Prior to sending any CONNECT request OkHttp always calls the proxy authenticator so that it may prepare preemptive authentication. OkHttp will call authenticate with a fake HTTP/1.1 407 Proxy Authentication Required response that has a Proxy-Authenticate: OkHttp-Preemptive challenge. The proxy authenticator may return either an authenticated request, or null to connect without authentication.

for (Challenge challenge : response.challenges()) {
  // If this is preemptive auth, use a preemptive credential.
  if (challenge.scheme().equalsIgnoreCase("OkHttp-Preemptive")) {
    return response.request().newBuilder()
        .header("Proxy-Authorization", "secret")
        .build();
  }
}
return null; // Didn't find a preemptive auth scheme.

Reactive Authentication

Implementations authenticate by returning a follow-up request that includes an authorization header, or they may decline the challenge by returning null. In this case the unauthenticated response will be returned to the caller that triggered it.
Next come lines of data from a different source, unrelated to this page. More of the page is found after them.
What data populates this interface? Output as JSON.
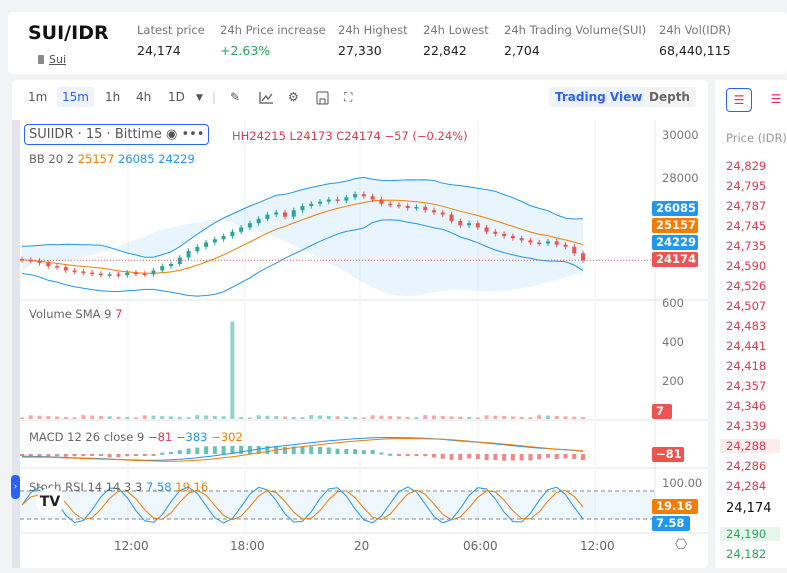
{
  "header": {
    "pair": "SUI/IDR",
    "coin": "Sui",
    "stats": [
      {
        "label": "Latest price",
        "value": "24,174"
      },
      {
        "label": "24h Price increase",
        "value": "+2.63%",
        "color": "#26a65b"
      },
      {
        "label": "24h Highest",
        "value": "27,330"
      },
      {
        "label": "24h Lowest",
        "value": "22,842"
      },
      {
        "label": "24h Trading Volume(SUI)",
        "value": "2,704"
      },
      {
        "label": "24h Vol(IDR)",
        "value": "68,440,115"
      }
    ]
  },
  "toolbar": {
    "intervals": [
      "1m",
      "15m",
      "1h",
      "4h",
      "1D"
    ],
    "active": "15m",
    "tabs": [
      "Trading View",
      "Depth"
    ],
    "icons": [
      "chevron-down-icon",
      "draw-icon",
      "indicator-icon",
      "gear-icon",
      "save-icon",
      "fullscreen-icon"
    ]
  },
  "chart": {
    "symbol": "SUIIDR · 15 · Bittime",
    "ohlc": {
      "h": "H24215",
      "l": "L24173",
      "c": "C24174",
      "chg": "−57 (−0.24%)"
    },
    "bb": {
      "label": "BB 20 2",
      "mid": "25157",
      "upper": "26085",
      "lower": "24229"
    },
    "price_axis": [
      "30000",
      "28000"
    ],
    "last_price": "24174",
    "closes": [
      24190,
      24150,
      24050,
      23900,
      23850,
      23700,
      23650,
      23600,
      23550,
      23500,
      23520,
      23480,
      23600,
      23550,
      23520,
      23700,
      23900,
      24000,
      24300,
      24600,
      24800,
      25000,
      25150,
      25300,
      25500,
      25700,
      25900,
      26100,
      26300,
      26400,
      26200,
      26500,
      26700,
      26800,
      26900,
      27000,
      26950,
      27100,
      27250,
      27150,
      27000,
      26800,
      26750,
      26700,
      26600,
      26650,
      26500,
      26400,
      26300,
      26000,
      25800,
      25900,
      25700,
      25500,
      25400,
      25300,
      25200,
      25100,
      25000,
      24950,
      25050,
      24900,
      24800,
      24500,
      24174
    ],
    "volume": {
      "label": "Volume SMA 9",
      "value": "7",
      "axis": [
        "600",
        "400",
        "200"
      ],
      "spike": 500
    },
    "macd": {
      "label": "MACD 12 26 close 9",
      "values": [
        "−81",
        "−383",
        "−302"
      ],
      "tag": "−81"
    },
    "stoch": {
      "label": "Stoch RSI 14 14 3 3",
      "k": "7.58",
      "d": "19.16",
      "axis": "100.00"
    },
    "time_axis": [
      "12:00",
      "18:00",
      "20",
      "06:00",
      "12:00"
    ],
    "colors": {
      "up": "#26a69a",
      "down": "#ef5350",
      "blue": "#2196f3",
      "orange": "#f57c00"
    }
  },
  "orderbook": {
    "header": "Price (IDR)",
    "asks": [
      "24,829",
      "24,795",
      "24,787",
      "24,745",
      "24,735",
      "24,590",
      "24,526",
      "24,507",
      "24,483",
      "24,441",
      "24,418",
      "24,357",
      "24,346",
      "24,339",
      "24,288",
      "24,286",
      "24,284"
    ],
    "last": "24,174",
    "bids": [
      "24,190",
      "24,182"
    ]
  }
}
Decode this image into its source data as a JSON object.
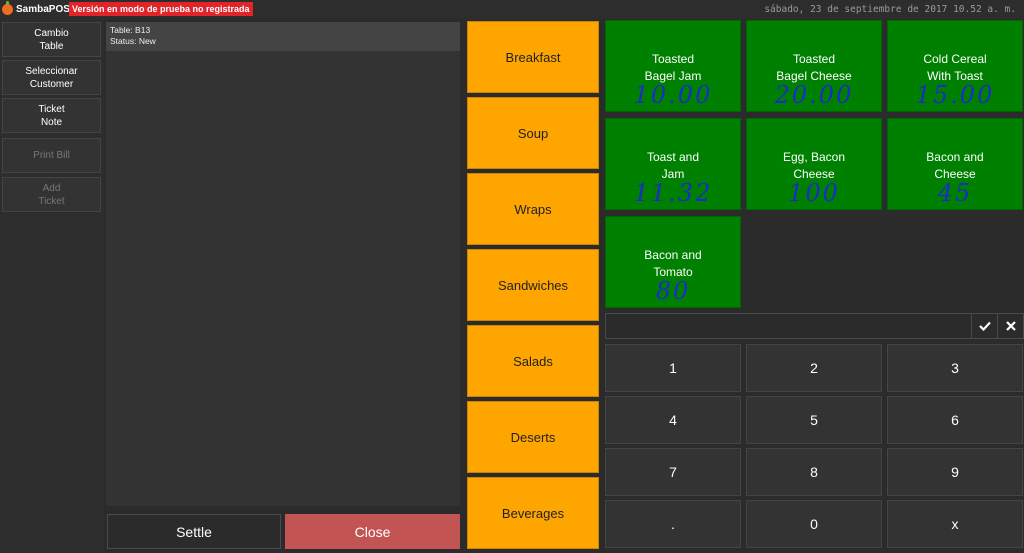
{
  "app": {
    "name": "SambaPOS",
    "trial_notice": "Versión en modo de prueba no registrada",
    "datetime": "sábado, 23 de septiembre de 2017 10.52 a. m."
  },
  "actions": [
    {
      "label": "Cambio\nTable",
      "enabled": true
    },
    {
      "label": "Seleccionar\nCustomer",
      "enabled": true
    },
    {
      "label": "Ticket\nNote",
      "enabled": true
    },
    {
      "label": "Print Bill",
      "enabled": false
    },
    {
      "label": "Add\nTicket",
      "enabled": false
    }
  ],
  "ticket": {
    "table": "Table: B13",
    "status": "Status: New"
  },
  "footer": {
    "settle_label": "Settle",
    "close_label": "Close"
  },
  "categories": [
    "Breakfast",
    "Soup",
    "Wraps",
    "Sandwiches",
    "Salads",
    "Deserts",
    "Beverages"
  ],
  "menu_items": [
    {
      "label": "Toasted\nBagel Jam",
      "price": "10.00"
    },
    {
      "label": "Toasted\nBagel Cheese",
      "price": "20.00"
    },
    {
      "label": "Cold Cereal\nWith Toast",
      "price": "15.00"
    },
    {
      "label": "Toast and\nJam",
      "price": "11.32"
    },
    {
      "label": "Egg, Bacon\nCheese",
      "price": "100"
    },
    {
      "label": "Bacon and\nCheese",
      "price": "45"
    },
    {
      "label": "Bacon and\nTomato",
      "price": "80"
    }
  ],
  "input": {
    "value": "",
    "placeholder": ""
  },
  "numpad": [
    "1",
    "2",
    "3",
    "4",
    "5",
    "6",
    "7",
    "8",
    "9",
    ".",
    "0",
    "x"
  ],
  "colors": {
    "category": "#ffa500",
    "menu_item": "#008000",
    "close": "#c25454",
    "trial_badge": "#e0242a",
    "handwritten_price": "#1c2cc8"
  },
  "icons": {
    "confirm": "check-icon",
    "clear": "close-icon",
    "logo": "orange-logo-icon"
  }
}
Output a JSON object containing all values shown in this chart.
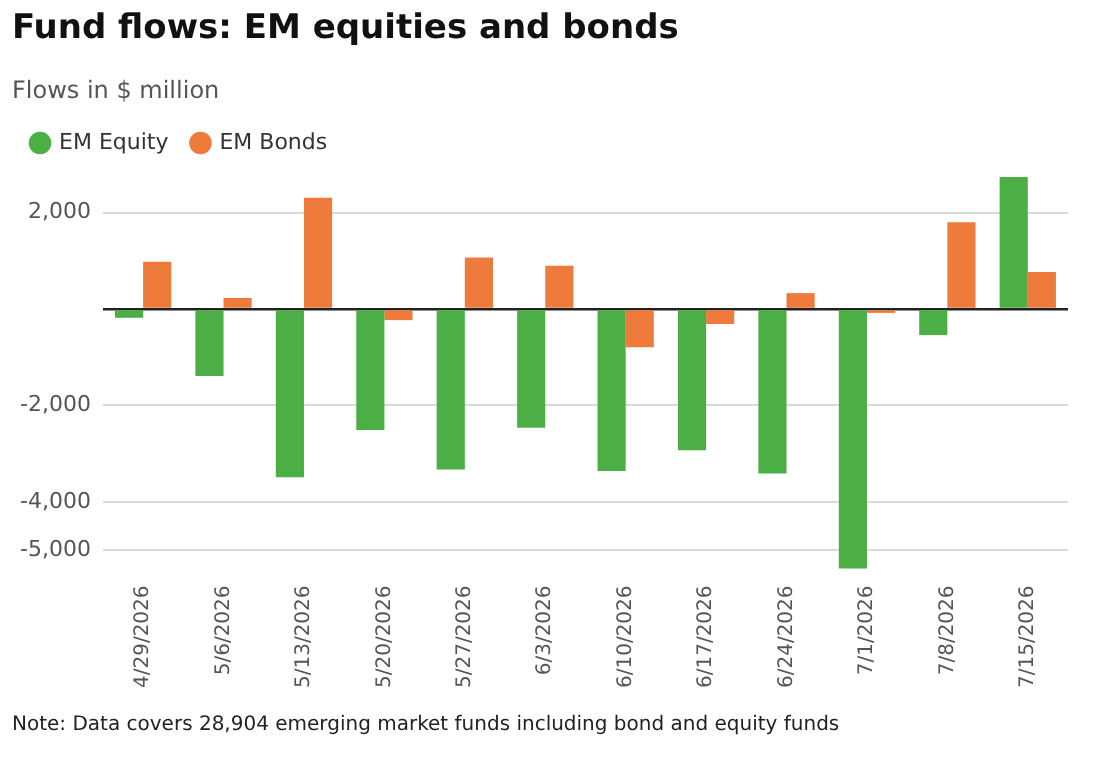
{
  "chart_data": {
    "type": "bar",
    "title": "Fund flows: EM equities and bonds",
    "subtitle": "Flows in $ million",
    "categories": [
      "4/29/2026",
      "5/6/2026",
      "5/13/2026",
      "5/20/2026",
      "5/27/2026",
      "6/3/2026",
      "6/10/2026",
      "6/17/2026",
      "6/24/2026",
      "7/1/2026",
      "7/8/2026",
      "7/15/2026"
    ],
    "series": [
      {
        "name": "EM Equity",
        "color": "#4caf45",
        "values": [
          -180,
          -1390,
          -3490,
          -2510,
          -3330,
          -2460,
          -3360,
          -2930,
          -3410,
          -5380,
          -540,
          2740
        ]
      },
      {
        "name": "EM Bonds",
        "color": "#ee7a3c",
        "values": [
          980,
          230,
          2310,
          -230,
          1070,
          900,
          -790,
          -310,
          330,
          -80,
          1800,
          770
        ]
      }
    ],
    "ylim": [
      -5400,
      2800
    ],
    "yticks": [
      {
        "value": -5000,
        "label": "-5,000"
      },
      {
        "value": -4000,
        "label": "-4,000"
      },
      {
        "value": -2000,
        "label": "-2,000"
      },
      {
        "value": 0,
        "label": null
      },
      {
        "value": 2000,
        "label": "2,000"
      }
    ],
    "grid": "y",
    "legend": "top left",
    "annotations": [
      "Note: Data covers 28,904 emerging market funds including bond and equity funds"
    ]
  }
}
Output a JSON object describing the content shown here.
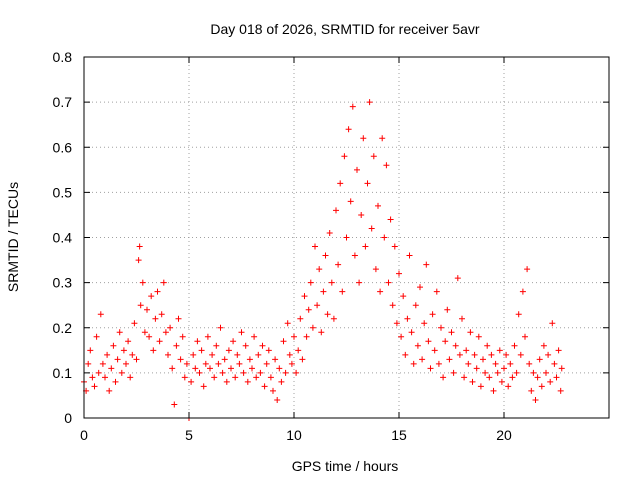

Implementations should check if the initial request already included an attempt to authenticate. If so it is likely that further attempts will not be useful and the authenticator should give up.

When reactive authentication is requested by an origin web server, the response code is 401 and the implementation should respond with a new request that sets the "Authorization" header.

if (response.request().header("Authorization") != null) {
  return null; // Give up, we've already failed to authenticate.
}

String credential = Credentials.basic(...)
return response.request().newBuilder()
    .header("Authorization", credential)
    .build();

When reactive authentication is requested by a proxy server, the response code is 407 and the implementation should respond with a new request that sets the "Proxy-Authorization" header.

if (response.request().header("Proxy-Authorization") != null) {
  return null; // Give up, we've already failed to authenticate.
}

String credential = Credentials.basic(...)
return response.request().newBuilder()
    .header("Proxy-Authorization", credential)
    .build();

The proxy authenticator may implement preemptive authentication, reactive authentication, or both.

Applications may configure OkHttp with an authenticator for origin servers, or proxy servers, or both.

Authentication Retries

If your authentication may be flaky and requires retries you should apply some policy to limit the retries by the class of errors and number of attempts. To get the number of attempts to the current point use this function.

private int responseCount(Response response) {
  int result = 1;
  while ((response = response.priorResponse()) != null) {
    result++;
  }
  return result;
}

Types

Name Summary
Companion [jvm]
object Companion

Functions

Name Summary
authenticate [jvm]
abstract fun authenticate(route: Route?, response: Response): Request?
Returns a request that includes a credential to satisfy an authentication challenge in response. Returns null if the challenge cannot be satisfied.